Pertanto, il riferimento alla «sede sindacale» di cui all’art. 411 c.p.c. non può consentire di annoverare la sede aziendale fra le sedi protette, anche se alla conciliazione è presente un rappresentante sindacale: «Il legislatore ha ritenuto necessaria una forma peculiare di “protezione” del lavoratore, realizzata attraverso la previsione dell’invalidità delle rinunzie e transazioni aventi ad oggetto diritti inderogabili e l’introduzione di un termine di decadenza per l’impugnativa, così da riservare al lavoratore la possibilità di riflettere sulla convenienza dell’atto compiuto e di ricevere consigli al riguardo (così Cass. n. 11167 del 1991 in motivazione). Tale forma di protezione giuridica è non necessaria (art. 2113, ultimo comma c.c.) in presenza di adeguate garanzie costituite dall’intervento di organi pubblici qualificati, operanti in sedi cd. protette. Le disposizioni richiamate dall’ultimo comma dell’art. 2113 c.c. individuano quali sedi c.d. protette, la sede giudiziale (artt. 185 e 420 c.p.c.), le commissioni di conciliazione presso la Direzione Provinciale del Lavoro, ora Ispettorato Territoriale del Lavoro (art. 410 e 411, commi 1 e 2, comma c.p.c.), le sedi sindacali (art. 411, comma 3, c.p.c.), oltre ai collegi di conciliazione e arbitrato (art. 412 ter e quater c.p.c.)».
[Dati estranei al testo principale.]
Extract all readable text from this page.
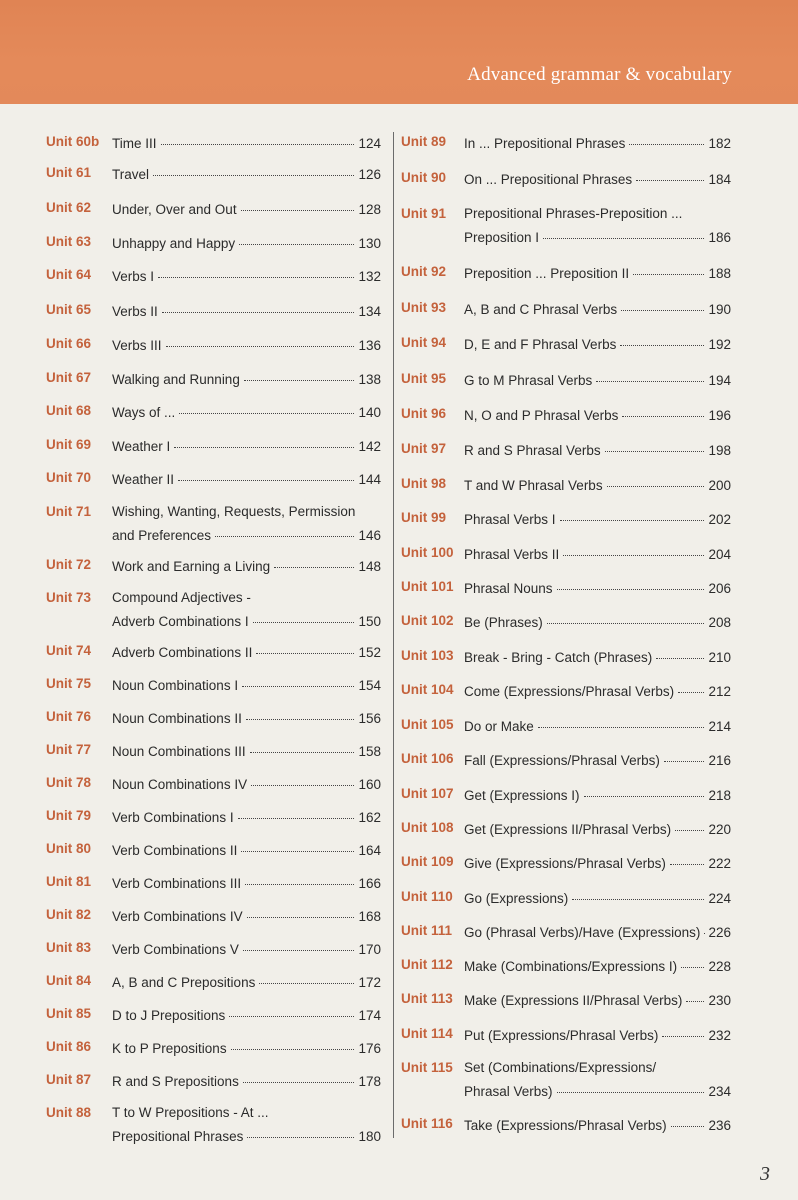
Advanced grammar & vocabulary
Unit 60b Time III	124
Unit 61 Travel	126
Unit 62 Under, Over and Out	128
Unit 63 Unhappy and Happy	130
Unit 64 Verbs I	132
Unit 65 Verbs II	134
Unit 66 Verbs III	136
Unit 67 Walking and Running	138
Unit 68 Ways of ...	140
Unit 69 Weather I	142
Unit 70 Weather II	144
Unit 71 Wishing, Wanting, Requests, Permission
and Preferences	146
Unit 72 Work and Earning a Living	148
Unit 73 Compound Adjectives -
Adverb Combinations I	150
Unit 74 Adverb Combinations II	152
Unit 75 Noun Combinations I	154
Unit 76 Noun Combinations II	156
Unit 77 Noun Combinations III	158
Unit 78 Noun Combinations IV	160
Unit 79 Verb Combinations I	162
Unit 80 Verb Combinations II	164
Unit 81 Verb Combinations III	166
Unit 82 Verb Combinations IV	168
Unit 83 Verb Combinations V	170
Unit 84 A, B and C Prepositions	172
Unit 85 D to J Prepositions	174
Unit 86 K to P Prepositions	176
Unit 87 R and S Prepositions	178
Unit 88 T to W Prepositions - At ...
Prepositional Phrases	180
Unit 89 In ... Prepositional Phrases	182
Unit 90 On ... Prepositional Phrases	184
Unit 91 Prepositional Phrases-Preposition ...
Preposition I	186
Unit 92 Preposition ... Preposition II	188
Unit 93 A, B and C Phrasal Verbs	190
Unit 94 D, E and F Phrasal Verbs	192
Unit 95 G to M Phrasal Verbs	194
Unit 96 N, O and P Phrasal Verbs	196
Unit 97 R and S Phrasal Verbs	198
Unit 98 T and W Phrasal Verbs	200
Unit 99 Phrasal Verbs I	202
Unit 100 Phrasal Verbs II	204
Unit 101 Phrasal Nouns	206
Unit 102 Be (Phrases)	208
Unit 103 Break - Bring - Catch (Phrases)	210
Unit 104 Come (Expressions/Phrasal Verbs)	212
Unit 105 Do or Make	214
Unit 106 Fall (Expressions/Phrasal Verbs)	216
Unit 107 Get (Expressions I)	218
Unit 108 Get (Expressions II/Phrasal Verbs)	220
Unit 109 Give (Expressions/Phrasal Verbs)	222
Unit 110 Go (Expressions)	224
Unit 111 Go (Phrasal Verbs)/Have (Expressions) 226
Unit 112 Make (Combinations/Expressions I) 228
Unit 113 Make (Expressions II/Phrasal Verbs) 230
Unit 114 Put (Expressions/Phrasal Verbs)	232
Unit 115 Set (Combinations/Expressions/
Phrasal Verbs)	234
Unit 116 Take (Expressions/Phrasal Verbs)	236
3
Sicché, «I luoghi selezionati dal legislatore hanno carattere tassativo e non ammettono, pertanto, equipollenti, sia perché direttamente collegati all’organo deputato alla conciliazione e sia in ragione della finalità di lavoratore un ambiente neutro, estraneo al all’influenza della controparte datoriale (non depone in senso contrario Cass. n. 1975 del 2024, concernente una conciliazione ai sensi dell’art. 412 ter c.p.c.). Le considerazioni svolte conducono al rigetto del ricorso principale, dovendosi ribadire che la conciliazione in sede sindacale, ai sensi dell’art. 411, comma 3, c.p.c., non può essere validamente conclusa presso la sede aziendale, non potendo quest’ultima essere annoverata tra le sedi protette, avente il carattere di neutralità indispensabile a garantire, unitamente alla assistenza prestata dal rappresentante sindacale, la libera determinazione della volontà del lavoratore».